On the other hand, the cost of creating good information improved more slowly.  The labor of recording creative thoughts has decreased: we no longer carve words onto tree barks; some of us even stopped writing on paper altogether.  However, creating information ultimately relies on an innate ability to convert thoughts into something the five senses can digest – words, images, sounds, gestures, dances.

So the underlying question is this: is “taking notes” a creative or replicative learning process for you?

3 reasons I went back to OneNote

I let Evernote Premium expire in December after being disappointed by some of its qualities. But the problem is this: I had clearly subscribed to EN Premium for a reason – with the new void I must now find a new solution.

Here are three reasons why I decided to take up OneNote after leaving EverNote Premium – and why other alternatives leave more to be desired.

1. Formatting is Preserved When Clipping

Evernote is a good tool for clipping web articles.  It had one shortcoming – after clipping a lot of the fancy HTML/RSS (i.e. formatting) is lost, leaving only the images and text intact.  When clipping articles later reading or for recipes this tendency does not create problems.  But if you wish to mark up an article or otherwise preserve it for future reference, this becomes a problem.

Evernote butchers formatting when extracting article text.

One workaround is simply to first print into PDF format, then mark up the file using a supporting reader as one would a science article in PDF format.

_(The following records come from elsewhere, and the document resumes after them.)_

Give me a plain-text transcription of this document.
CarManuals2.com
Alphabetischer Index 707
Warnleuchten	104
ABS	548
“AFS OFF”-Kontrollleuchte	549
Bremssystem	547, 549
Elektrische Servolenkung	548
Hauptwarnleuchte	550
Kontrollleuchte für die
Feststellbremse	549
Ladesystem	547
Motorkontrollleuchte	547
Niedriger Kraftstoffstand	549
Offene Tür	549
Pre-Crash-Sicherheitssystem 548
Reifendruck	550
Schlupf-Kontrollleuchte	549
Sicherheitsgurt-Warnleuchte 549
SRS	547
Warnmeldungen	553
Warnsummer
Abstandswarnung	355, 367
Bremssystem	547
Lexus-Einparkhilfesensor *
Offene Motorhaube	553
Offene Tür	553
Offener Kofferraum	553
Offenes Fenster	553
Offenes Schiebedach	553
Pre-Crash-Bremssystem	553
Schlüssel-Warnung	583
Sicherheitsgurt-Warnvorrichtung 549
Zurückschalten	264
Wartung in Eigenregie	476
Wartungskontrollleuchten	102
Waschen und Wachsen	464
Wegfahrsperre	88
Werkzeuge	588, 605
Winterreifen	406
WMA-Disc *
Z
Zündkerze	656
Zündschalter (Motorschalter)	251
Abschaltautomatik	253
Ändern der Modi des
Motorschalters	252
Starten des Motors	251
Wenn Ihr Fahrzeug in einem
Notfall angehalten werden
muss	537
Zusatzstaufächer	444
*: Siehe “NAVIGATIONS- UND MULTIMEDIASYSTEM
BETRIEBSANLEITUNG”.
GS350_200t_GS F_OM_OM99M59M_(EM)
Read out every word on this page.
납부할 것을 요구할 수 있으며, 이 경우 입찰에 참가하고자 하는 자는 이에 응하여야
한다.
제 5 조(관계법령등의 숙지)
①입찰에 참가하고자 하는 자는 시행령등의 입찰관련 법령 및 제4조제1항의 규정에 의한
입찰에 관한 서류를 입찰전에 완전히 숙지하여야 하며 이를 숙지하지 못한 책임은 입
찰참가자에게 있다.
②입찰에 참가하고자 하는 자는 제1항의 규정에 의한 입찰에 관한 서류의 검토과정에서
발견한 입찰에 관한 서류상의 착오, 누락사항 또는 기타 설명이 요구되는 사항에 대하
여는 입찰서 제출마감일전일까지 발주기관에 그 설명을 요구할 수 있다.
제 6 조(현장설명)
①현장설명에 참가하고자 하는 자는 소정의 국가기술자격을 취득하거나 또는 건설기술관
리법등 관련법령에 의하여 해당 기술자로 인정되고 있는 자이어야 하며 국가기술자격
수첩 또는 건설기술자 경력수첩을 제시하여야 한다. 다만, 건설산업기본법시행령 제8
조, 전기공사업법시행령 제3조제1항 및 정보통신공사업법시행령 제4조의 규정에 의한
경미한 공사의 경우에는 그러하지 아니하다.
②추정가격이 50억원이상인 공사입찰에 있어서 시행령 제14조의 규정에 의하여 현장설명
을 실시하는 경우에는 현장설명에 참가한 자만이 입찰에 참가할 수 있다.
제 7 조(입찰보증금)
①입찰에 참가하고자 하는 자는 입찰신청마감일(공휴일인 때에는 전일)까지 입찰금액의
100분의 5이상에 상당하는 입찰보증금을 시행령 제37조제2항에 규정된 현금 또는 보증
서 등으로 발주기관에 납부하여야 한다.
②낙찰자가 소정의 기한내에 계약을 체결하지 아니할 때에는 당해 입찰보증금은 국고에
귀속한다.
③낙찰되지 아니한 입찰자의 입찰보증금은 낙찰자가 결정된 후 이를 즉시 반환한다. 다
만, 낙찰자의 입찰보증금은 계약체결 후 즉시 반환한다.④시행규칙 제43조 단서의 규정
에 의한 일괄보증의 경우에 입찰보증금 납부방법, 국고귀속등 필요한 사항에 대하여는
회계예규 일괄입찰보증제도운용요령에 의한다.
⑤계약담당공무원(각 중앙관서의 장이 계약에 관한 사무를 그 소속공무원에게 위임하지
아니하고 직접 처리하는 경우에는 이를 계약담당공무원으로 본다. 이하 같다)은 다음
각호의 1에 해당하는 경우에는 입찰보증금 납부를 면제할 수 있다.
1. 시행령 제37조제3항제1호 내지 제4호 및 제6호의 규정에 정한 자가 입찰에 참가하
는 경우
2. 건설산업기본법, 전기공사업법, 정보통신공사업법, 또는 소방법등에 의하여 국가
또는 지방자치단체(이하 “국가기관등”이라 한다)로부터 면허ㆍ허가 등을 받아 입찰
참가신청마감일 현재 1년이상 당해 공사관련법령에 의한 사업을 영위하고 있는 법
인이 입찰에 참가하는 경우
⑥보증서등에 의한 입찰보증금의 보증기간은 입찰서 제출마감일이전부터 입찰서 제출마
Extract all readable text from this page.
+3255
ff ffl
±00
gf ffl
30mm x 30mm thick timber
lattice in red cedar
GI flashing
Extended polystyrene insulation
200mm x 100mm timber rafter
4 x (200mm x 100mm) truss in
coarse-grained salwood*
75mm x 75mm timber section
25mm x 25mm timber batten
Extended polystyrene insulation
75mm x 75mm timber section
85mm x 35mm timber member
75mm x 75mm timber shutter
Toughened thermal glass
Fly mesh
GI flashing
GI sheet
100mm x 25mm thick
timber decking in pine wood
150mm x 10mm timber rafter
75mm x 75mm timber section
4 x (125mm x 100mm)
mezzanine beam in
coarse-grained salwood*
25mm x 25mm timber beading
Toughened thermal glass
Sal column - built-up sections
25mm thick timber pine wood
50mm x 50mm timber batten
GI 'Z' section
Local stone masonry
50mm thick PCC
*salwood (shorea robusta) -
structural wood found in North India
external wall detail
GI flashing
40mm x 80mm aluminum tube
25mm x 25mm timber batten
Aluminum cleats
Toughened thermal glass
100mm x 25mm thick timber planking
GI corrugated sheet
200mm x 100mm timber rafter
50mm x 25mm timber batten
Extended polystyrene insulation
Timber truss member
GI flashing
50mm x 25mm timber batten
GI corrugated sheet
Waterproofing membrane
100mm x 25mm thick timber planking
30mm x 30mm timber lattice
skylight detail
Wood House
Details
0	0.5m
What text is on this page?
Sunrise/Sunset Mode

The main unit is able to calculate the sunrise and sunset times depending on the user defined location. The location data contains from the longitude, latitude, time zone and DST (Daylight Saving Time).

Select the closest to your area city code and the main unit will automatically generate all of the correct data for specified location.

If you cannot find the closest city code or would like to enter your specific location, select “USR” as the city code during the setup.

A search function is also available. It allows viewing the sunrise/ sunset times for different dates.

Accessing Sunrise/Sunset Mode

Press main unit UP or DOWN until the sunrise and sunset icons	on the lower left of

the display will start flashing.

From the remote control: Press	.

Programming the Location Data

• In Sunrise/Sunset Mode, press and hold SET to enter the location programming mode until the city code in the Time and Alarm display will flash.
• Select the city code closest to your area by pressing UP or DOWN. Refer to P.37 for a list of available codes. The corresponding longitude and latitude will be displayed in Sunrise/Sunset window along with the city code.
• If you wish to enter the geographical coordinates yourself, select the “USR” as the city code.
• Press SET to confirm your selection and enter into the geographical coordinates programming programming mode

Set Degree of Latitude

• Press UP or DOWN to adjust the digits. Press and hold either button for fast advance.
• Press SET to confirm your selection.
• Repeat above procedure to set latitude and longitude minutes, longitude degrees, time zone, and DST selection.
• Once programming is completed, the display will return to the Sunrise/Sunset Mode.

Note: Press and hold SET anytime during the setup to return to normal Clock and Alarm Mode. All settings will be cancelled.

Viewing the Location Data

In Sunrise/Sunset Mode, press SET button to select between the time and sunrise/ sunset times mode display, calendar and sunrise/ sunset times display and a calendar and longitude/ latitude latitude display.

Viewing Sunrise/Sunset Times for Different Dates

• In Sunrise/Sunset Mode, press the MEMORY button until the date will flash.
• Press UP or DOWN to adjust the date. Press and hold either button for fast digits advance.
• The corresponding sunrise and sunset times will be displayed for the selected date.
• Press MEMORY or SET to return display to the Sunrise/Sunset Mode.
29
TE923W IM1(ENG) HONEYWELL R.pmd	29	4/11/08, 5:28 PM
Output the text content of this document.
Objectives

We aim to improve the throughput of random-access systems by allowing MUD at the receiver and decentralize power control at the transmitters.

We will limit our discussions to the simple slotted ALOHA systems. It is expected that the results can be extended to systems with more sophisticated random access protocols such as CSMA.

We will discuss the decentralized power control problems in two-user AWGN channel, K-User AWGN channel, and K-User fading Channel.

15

In OneNote this workaround is unnecessary – the task can be accomplished simply by “Send to OneNote” from printing screen, then the article is available for mark-up immediately.

2. Annotate Anywhere on Images or Text

Because of my work, I often mark up radiographs and CT images downloaded from teaching files (copy an image, type out the expected findings, and draw an arrow to the appropriate place on the image). There are plenty of workarounds – for example, one could simply use Photoshop to edit the images – but because the volume of information is rather vast, efficiency becomes critical.

This is where OneNote provides a unique value proposition.

Send to OneNote plays well with images, text, or a combination – either for annotating actual image filese as above, or for old scientific articles whose PDF format is simply image scans of the paper format.  It is often difficult/impossible to notate such files.

OneNote’s iconic “type anywhere” function allows typing text in an arbitrary location much as one might draw arrows or text boxes on PowerPoint, so that there is no reliance on the importing document’s formatting.  Once the images are properly highlighted, additional notes can be added right beneath them and the page can be re-organized like any other OneNote page.  Creating a proof-of-concept page as shown below takes merely seconds.

notation

This feature is available on the free OneNote apps on mobile as well as the SkyDrive web client.

OneDrive Synchronization

OneNote synchronizes automatically with OneDrive, the Microsoft variant of Dropbox / Google Drive.  The method of synchronization is peculiar because OneNote synchronizes only the modified portion of each notebook, and it attempts to synchronize in real-time.

This means that shared notebooks can be edited simultaneously and the updates sent to all collaborators in real-time (much like Google Docs).  It also makes conflicting copies nearly impossible to create.

Microsoft made an excellent choice of including OneNote 2013 in all Office 2013 installations. With increasing popularity of Google Docs and Evernote, Microsoft had to up its game.  Even without the rest of the office suite, at $49 stand-alone price, OneNote is on par with Evernote Premium in price.